RS: Of course. There are thoughts, and even more than that, but it’s all just talk right now. Let’s say Dead by Sunrise played some radio festival in Europe. Well, obviously Julien-K will be out there, too, where Julien-K, on its own, may not have the ability to go to Europe immediately. We have a lot of really great options. We can play Dead by Sunrise shows, and in between play Julien-K shows. We can do Linkin Park shows, and in between play Dead by Sunrise shows. There are some really cool things that we’re talking about doing, and they’re not going to be hard to do, but the hard part is making it work on a business level. There are logistical disasters that we’re going to have to figure out to make things work, but I have a feeling that it’s going to be a pretty interesting year as far as touring. We’re going to do things that really can’t be done by any other band.
SS: Are there any plans of doing future Orgy material?
RS: I wouldn’t say never. We’re definitely talking. Jay, Amir, and I have been talking recently, and kind of rekindled our friendship. We’ve been talking about doing some shows, or a big show – maybe a Coachella type of thing – but Amir and I aren’t capable of committing to Orgy this year. We love Orgy; I think it’s still cool and still relevant, and I’d love to do more stuff.
SS: It seems as though things are coming together for you professionally. Where are you personally?
RS: I have such a huge backlog of music built up in the past four years in the desert. It’s hell, going through all sorts of terrible personal things. Chester had a pretty serious battle with addiction, and we all lived together during the recording of both of these records. Our friendship grew to a level that’s incredible. Everyone is like brothers. We shared each other’s problems and miseries. Everyone went through a lot of huge changes. In the middle of it all, some random thing like the U.S. government leveling its sights on the CEO of my company and fucking our entire plan up happened. There’s such a backlog of music that I desperately want to get it out and be judged by it, and have people accept it or shun it. I want people to know who I am, where I’m at, and what I have to say. That will allow me to allow new music to come inside my head. I always get these ideas and inspirations, and I sing them onto a voice recorder. I have 35 songs on it right now, but I can’t even think about recording them because I need to get this huge fucking pile of music that I think is amazing out. People are going to be blown away when they put together Dead by Sunrise and Julien-K, the Transformers soundtrack, all the remixes that are out, and they realize that this group of people has been putting together a library of awesome music. It’s real, it’s authentic, and I just desperately want to release.

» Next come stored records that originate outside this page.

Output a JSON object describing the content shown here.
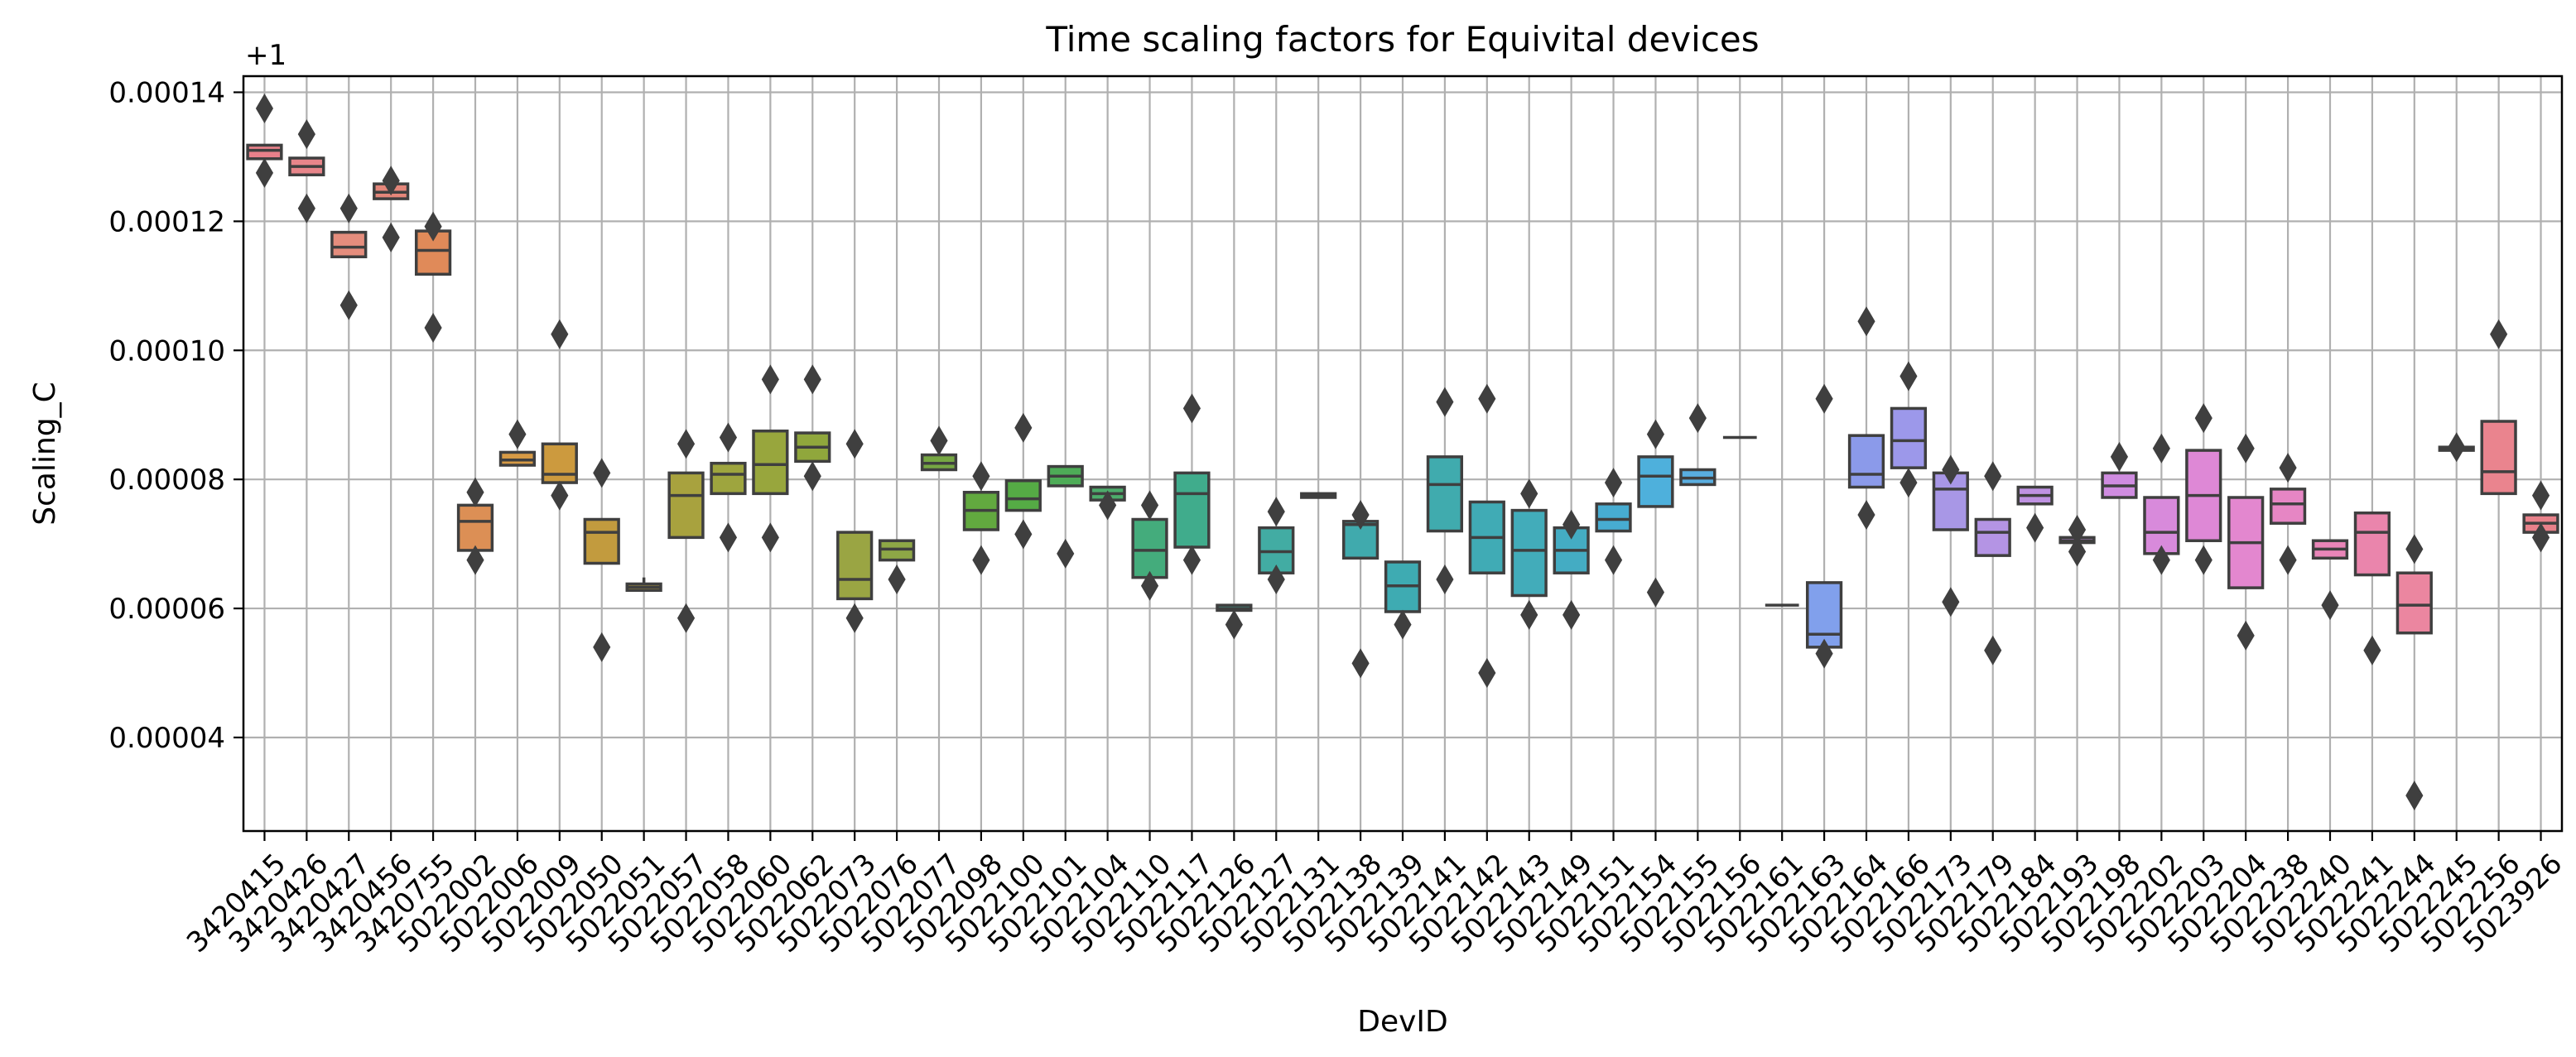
{
  "chart_data": {
    "type": "box",
    "title": "Time scaling factors for Equivital devices",
    "xlabel": "DevID",
    "ylabel": "Scaling_C",
    "offset_label": "+1",
    "ylim": [
      2.55e-05,
      0.0001425
    ],
    "yticks": [
      "0.00004",
      "0.00006",
      "0.00008",
      "0.00010",
      "0.00012",
      "0.00014"
    ],
    "yticks_values": [
      4e-05,
      6e-05,
      8e-05,
      0.0001,
      0.00012,
      0.00014
    ],
    "grid": true,
    "categories": [
      "3420415",
      "3420426",
      "3420427",
      "3420456",
      "3420755",
      "5022002",
      "5022006",
      "5022009",
      "5022050",
      "5022051",
      "5022057",
      "5022058",
      "5022060",
      "5022062",
      "5022073",
      "5022076",
      "5022077",
      "5022098",
      "5022100",
      "5022101",
      "5022104",
      "5022110",
      "5022117",
      "5022126",
      "5022127",
      "5022131",
      "5022138",
      "5022139",
      "5022141",
      "5022142",
      "5022143",
      "5022149",
      "5022151",
      "5022154",
      "5022155",
      "5022156",
      "5022161",
      "5022163",
      "5022164",
      "5022166",
      "5022173",
      "5022179",
      "5022184",
      "5022193",
      "5022198",
      "5022202",
      "5022203",
      "5022204",
      "5022238",
      "5022240",
      "5022241",
      "5022244",
      "5022245",
      "5022256",
      "5023926"
    ],
    "colors": [
      "#e8808a",
      "#e8858a",
      "#e58d7d",
      "#e4867a",
      "#e08a59",
      "#dc8f55",
      "#d69a45",
      "#cc9a3e",
      "#c29b3e",
      "#b39f3c",
      "#a8a23e",
      "#9ea53e",
      "#98a63d",
      "#90a73c",
      "#9aa543",
      "#8ea746",
      "#76a743",
      "#62a93f",
      "#55ab45",
      "#4eac57",
      "#4dac6b",
      "#44ac7c",
      "#40ac8c",
      "#42ad99",
      "#42aca3",
      "#41aaab",
      "#40aaad",
      "#3eabb2",
      "#40abae",
      "#40abb5",
      "#42acba",
      "#44acc3",
      "#47acd1",
      "#4eb0dc",
      "#59aee0",
      "#63aaec",
      "#72a4ec",
      "#81a0ec",
      "#8b9aea",
      "#9c98ea",
      "#a897e6",
      "#b494e4",
      "#bf92e2",
      "#c48fe2",
      "#cf8ce0",
      "#d88adb",
      "#de88d6",
      "#e387cf",
      "#e686c4",
      "#e985b8",
      "#ea85ac",
      "#eb86a0",
      "#ec8696",
      "#ea848e",
      "#e8818a"
    ],
    "boxes": [
      {
        "q1": 0.0001297,
        "med": 0.000131,
        "q3": 0.0001318,
        "lo": 0.0001297,
        "hi": 0.0001318,
        "fl": [
          0.0001275,
          0.0001375
        ]
      },
      {
        "q1": 0.0001272,
        "med": 0.0001285,
        "q3": 0.0001298,
        "lo": 0.0001272,
        "hi": 0.0001298,
        "fl": [
          0.000122,
          0.0001335
        ]
      },
      {
        "q1": 0.0001145,
        "med": 0.000116,
        "q3": 0.0001183,
        "lo": 0.0001145,
        "hi": 0.0001183,
        "fl": [
          0.000107,
          0.000122
        ]
      },
      {
        "q1": 0.0001235,
        "med": 0.0001245,
        "q3": 0.0001258,
        "lo": 0.0001235,
        "hi": 0.0001258,
        "fl": [
          0.0001175,
          0.0001263
        ]
      },
      {
        "q1": 0.0001118,
        "med": 0.0001155,
        "q3": 0.0001185,
        "lo": 0.0001118,
        "hi": 0.0001185,
        "fl": [
          0.0001035,
          0.0001192
        ]
      },
      {
        "q1": 6.9e-05,
        "med": 7.35e-05,
        "q3": 7.6e-05,
        "lo": 6.9e-05,
        "hi": 7.6e-05,
        "fl": [
          6.75e-05,
          7.8e-05
        ]
      },
      {
        "q1": 8.22e-05,
        "med": 8.3e-05,
        "q3": 8.42e-05,
        "lo": 8.22e-05,
        "hi": 8.42e-05,
        "fl": [
          8.7e-05
        ]
      },
      {
        "q1": 7.95e-05,
        "med": 8.08e-05,
        "q3": 8.55e-05,
        "lo": 7.95e-05,
        "hi": 8.55e-05,
        "fl": [
          7.75e-05,
          0.0001025
        ]
      },
      {
        "q1": 6.7e-05,
        "med": 7.18e-05,
        "q3": 7.38e-05,
        "lo": 6.7e-05,
        "hi": 7.38e-05,
        "fl": [
          5.4e-05,
          8.1e-05
        ]
      },
      {
        "q1": 6.28e-05,
        "med": 6.33e-05,
        "q3": 6.38e-05,
        "lo": 6.28e-05,
        "hi": 6.48e-05,
        "fl": []
      },
      {
        "q1": 7.1e-05,
        "med": 7.75e-05,
        "q3": 8.1e-05,
        "lo": 7.1e-05,
        "hi": 8.1e-05,
        "fl": [
          5.85e-05,
          8.55e-05
        ]
      },
      {
        "q1": 7.78e-05,
        "med": 8.08e-05,
        "q3": 8.25e-05,
        "lo": 7.78e-05,
        "hi": 8.25e-05,
        "fl": [
          7.1e-05,
          8.65e-05
        ]
      },
      {
        "q1": 7.78e-05,
        "med": 8.23e-05,
        "q3": 8.75e-05,
        "lo": 7.78e-05,
        "hi": 8.75e-05,
        "fl": [
          7.1e-05,
          9.55e-05
        ]
      },
      {
        "q1": 8.28e-05,
        "med": 8.5e-05,
        "q3": 8.72e-05,
        "lo": 8.28e-05,
        "hi": 8.72e-05,
        "fl": [
          8.05e-05,
          9.55e-05
        ]
      },
      {
        "q1": 6.15e-05,
        "med": 6.45e-05,
        "q3": 7.18e-05,
        "lo": 6.15e-05,
        "hi": 7.18e-05,
        "fl": [
          5.85e-05,
          8.55e-05
        ]
      },
      {
        "q1": 6.75e-05,
        "med": 6.92e-05,
        "q3": 7.05e-05,
        "lo": 6.75e-05,
        "hi": 7.05e-05,
        "fl": [
          6.45e-05
        ]
      },
      {
        "q1": 8.15e-05,
        "med": 8.25e-05,
        "q3": 8.38e-05,
        "lo": 8.15e-05,
        "hi": 8.38e-05,
        "fl": [
          8.6e-05
        ]
      },
      {
        "q1": 7.22e-05,
        "med": 7.52e-05,
        "q3": 7.8e-05,
        "lo": 7.22e-05,
        "hi": 7.8e-05,
        "fl": [
          6.75e-05,
          8.05e-05
        ]
      },
      {
        "q1": 7.52e-05,
        "med": 7.7e-05,
        "q3": 7.98e-05,
        "lo": 7.52e-05,
        "hi": 7.98e-05,
        "fl": [
          7.15e-05,
          8.8e-05
        ]
      },
      {
        "q1": 7.9e-05,
        "med": 8.05e-05,
        "q3": 8.2e-05,
        "lo": 7.9e-05,
        "hi": 8.2e-05,
        "fl": [
          6.85e-05
        ]
      },
      {
        "q1": 7.68e-05,
        "med": 7.78e-05,
        "q3": 7.88e-05,
        "lo": 7.68e-05,
        "hi": 7.88e-05,
        "fl": [
          7.6e-05
        ]
      },
      {
        "q1": 6.48e-05,
        "med": 6.9e-05,
        "q3": 7.38e-05,
        "lo": 6.48e-05,
        "hi": 7.38e-05,
        "fl": [
          6.35e-05,
          7.6e-05
        ]
      },
      {
        "q1": 6.95e-05,
        "med": 7.78e-05,
        "q3": 8.1e-05,
        "lo": 6.95e-05,
        "hi": 8.1e-05,
        "fl": [
          6.75e-05,
          9.1e-05
        ]
      },
      {
        "q1": 5.97e-05,
        "med": 6e-05,
        "q3": 6.05e-05,
        "lo": 5.97e-05,
        "hi": 6.05e-05,
        "fl": [
          5.75e-05
        ]
      },
      {
        "q1": 6.55e-05,
        "med": 6.88e-05,
        "q3": 7.25e-05,
        "lo": 6.55e-05,
        "hi": 7.25e-05,
        "fl": [
          6.45e-05,
          7.5e-05
        ]
      },
      {
        "q1": 7.72e-05,
        "med": 7.75e-05,
        "q3": 7.78e-05,
        "lo": 7.7e-05,
        "hi": 7.8e-05,
        "fl": []
      },
      {
        "q1": 6.78e-05,
        "med": 7.3e-05,
        "q3": 7.35e-05,
        "lo": 6.78e-05,
        "hi": 7.35e-05,
        "fl": [
          5.15e-05,
          7.45e-05
        ]
      },
      {
        "q1": 5.95e-05,
        "med": 6.35e-05,
        "q3": 6.72e-05,
        "lo": 5.95e-05,
        "hi": 6.72e-05,
        "fl": [
          5.75e-05
        ]
      },
      {
        "q1": 7.2e-05,
        "med": 7.92e-05,
        "q3": 8.35e-05,
        "lo": 7.2e-05,
        "hi": 8.35e-05,
        "fl": [
          6.45e-05,
          9.2e-05
        ]
      },
      {
        "q1": 6.55e-05,
        "med": 7.1e-05,
        "q3": 7.65e-05,
        "lo": 6.55e-05,
        "hi": 7.65e-05,
        "fl": [
          5e-05,
          9.25e-05
        ]
      },
      {
        "q1": 6.2e-05,
        "med": 6.9e-05,
        "q3": 7.52e-05,
        "lo": 6.2e-05,
        "hi": 7.52e-05,
        "fl": [
          5.9e-05,
          7.78e-05
        ]
      },
      {
        "q1": 6.55e-05,
        "med": 6.9e-05,
        "q3": 7.25e-05,
        "lo": 6.55e-05,
        "hi": 7.25e-05,
        "fl": [
          5.9e-05,
          7.3e-05
        ]
      },
      {
        "q1": 7.2e-05,
        "med": 7.38e-05,
        "q3": 7.62e-05,
        "lo": 7.2e-05,
        "hi": 7.62e-05,
        "fl": [
          6.75e-05,
          7.95e-05
        ]
      },
      {
        "q1": 7.58e-05,
        "med": 8.05e-05,
        "q3": 8.35e-05,
        "lo": 7.58e-05,
        "hi": 8.35e-05,
        "fl": [
          6.25e-05,
          8.7e-05
        ]
      },
      {
        "q1": 7.92e-05,
        "med": 8.02e-05,
        "q3": 8.15e-05,
        "lo": 7.92e-05,
        "hi": 8.15e-05,
        "fl": [
          8.95e-05
        ]
      },
      {
        "q1": 8.65e-05,
        "med": 8.65e-05,
        "q3": 8.65e-05,
        "lo": 8.65e-05,
        "hi": 8.65e-05,
        "fl": []
      },
      {
        "q1": 6.05e-05,
        "med": 6.05e-05,
        "q3": 6.05e-05,
        "lo": 6.05e-05,
        "hi": 6.05e-05,
        "fl": []
      },
      {
        "q1": 5.4e-05,
        "med": 5.6e-05,
        "q3": 6.4e-05,
        "lo": 5.4e-05,
        "hi": 6.4e-05,
        "fl": [
          5.3e-05,
          9.25e-05
        ]
      },
      {
        "q1": 7.88e-05,
        "med": 8.08e-05,
        "q3": 8.68e-05,
        "lo": 7.88e-05,
        "hi": 8.68e-05,
        "fl": [
          7.45e-05,
          0.0001045
        ]
      },
      {
        "q1": 8.18e-05,
        "med": 8.6e-05,
        "q3": 9.1e-05,
        "lo": 8.18e-05,
        "hi": 9.1e-05,
        "fl": [
          7.95e-05,
          9.6e-05
        ]
      },
      {
        "q1": 7.22e-05,
        "med": 7.85e-05,
        "q3": 8.1e-05,
        "lo": 7.22e-05,
        "hi": 8.1e-05,
        "fl": [
          6.1e-05,
          8.15e-05
        ]
      },
      {
        "q1": 6.82e-05,
        "med": 7.18e-05,
        "q3": 7.38e-05,
        "lo": 6.82e-05,
        "hi": 7.38e-05,
        "fl": [
          5.35e-05,
          8.05e-05
        ]
      },
      {
        "q1": 7.62e-05,
        "med": 7.75e-05,
        "q3": 7.88e-05,
        "lo": 7.62e-05,
        "hi": 7.88e-05,
        "fl": [
          7.25e-05
        ]
      },
      {
        "q1": 7.02e-05,
        "med": 7.05e-05,
        "q3": 7.1e-05,
        "lo": 6.98e-05,
        "hi": 7.12e-05,
        "fl": [
          6.88e-05,
          7.22e-05
        ]
      },
      {
        "q1": 7.72e-05,
        "med": 7.9e-05,
        "q3": 8.1e-05,
        "lo": 7.72e-05,
        "hi": 8.1e-05,
        "fl": [
          8.35e-05
        ]
      },
      {
        "q1": 6.85e-05,
        "med": 7.18e-05,
        "q3": 7.72e-05,
        "lo": 6.85e-05,
        "hi": 7.72e-05,
        "fl": [
          6.75e-05,
          8.48e-05
        ]
      },
      {
        "q1": 7.05e-05,
        "med": 7.75e-05,
        "q3": 8.45e-05,
        "lo": 7.05e-05,
        "hi": 8.45e-05,
        "fl": [
          6.75e-05,
          8.95e-05
        ]
      },
      {
        "q1": 6.32e-05,
        "med": 7.02e-05,
        "q3": 7.72e-05,
        "lo": 6.32e-05,
        "hi": 7.72e-05,
        "fl": [
          5.58e-05,
          8.48e-05
        ]
      },
      {
        "q1": 7.32e-05,
        "med": 7.62e-05,
        "q3": 7.85e-05,
        "lo": 7.32e-05,
        "hi": 7.85e-05,
        "fl": [
          6.75e-05,
          8.18e-05
        ]
      },
      {
        "q1": 6.78e-05,
        "med": 6.92e-05,
        "q3": 7.05e-05,
        "lo": 6.78e-05,
        "hi": 7.05e-05,
        "fl": [
          6.05e-05
        ]
      },
      {
        "q1": 6.52e-05,
        "med": 7.18e-05,
        "q3": 7.48e-05,
        "lo": 6.52e-05,
        "hi": 7.48e-05,
        "fl": [
          5.35e-05
        ]
      },
      {
        "q1": 5.62e-05,
        "med": 6.05e-05,
        "q3": 6.55e-05,
        "lo": 5.62e-05,
        "hi": 6.55e-05,
        "fl": [
          3.1e-05,
          6.92e-05
        ]
      },
      {
        "q1": 8.45e-05,
        "med": 8.48e-05,
        "q3": 8.5e-05,
        "lo": 8.42e-05,
        "hi": 8.55e-05,
        "fl": [
          8.5e-05
        ]
      },
      {
        "q1": 7.78e-05,
        "med": 8.12e-05,
        "q3": 8.9e-05,
        "lo": 7.78e-05,
        "hi": 8.9e-05,
        "fl": [
          0.0001025
        ]
      },
      {
        "q1": 7.18e-05,
        "med": 7.32e-05,
        "q3": 7.45e-05,
        "lo": 7.18e-05,
        "hi": 7.45e-05,
        "fl": [
          7.1e-05,
          7.75e-05
        ]
      }
    ]
  }
}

SS: Are you going to be releasing this material at a much faster clip than in the past decade?
RS: Definitely. A lot of it’s going to come out. Under the current deal that we have, we don’t really have any obstacles to putting music out. We can crank out music pretty quickly.
SS: You used to be a professional hairdresser. Is it something you still do?
RS: I have four clients, and they don’t pay me: Amir, Brandon, Elias, and occasionally Chester. I still cut Jerry Popoff from the band Lit, all my friends that come over to my house. I cut my girlfriend’s hair occasionally.
SS: It’s a labor of love, now.
RS: Yeah. I do it because I’m good at it. The band’s image and the way we look are very much designed. Everyone can do a look, everyone’s into fashion and style naturally. But from the top there has to be a directive of the way a band is going to be packaged, and it’s just as important as the music. It’s fun. It’s real. We live this. So my background in hair is really useful, but I own three restaurants, I have 100 employees, I’m in three bands. It’s stupid. I can’t have a job.
Julien-K’s debut album, Death to Analog, is available March 10th.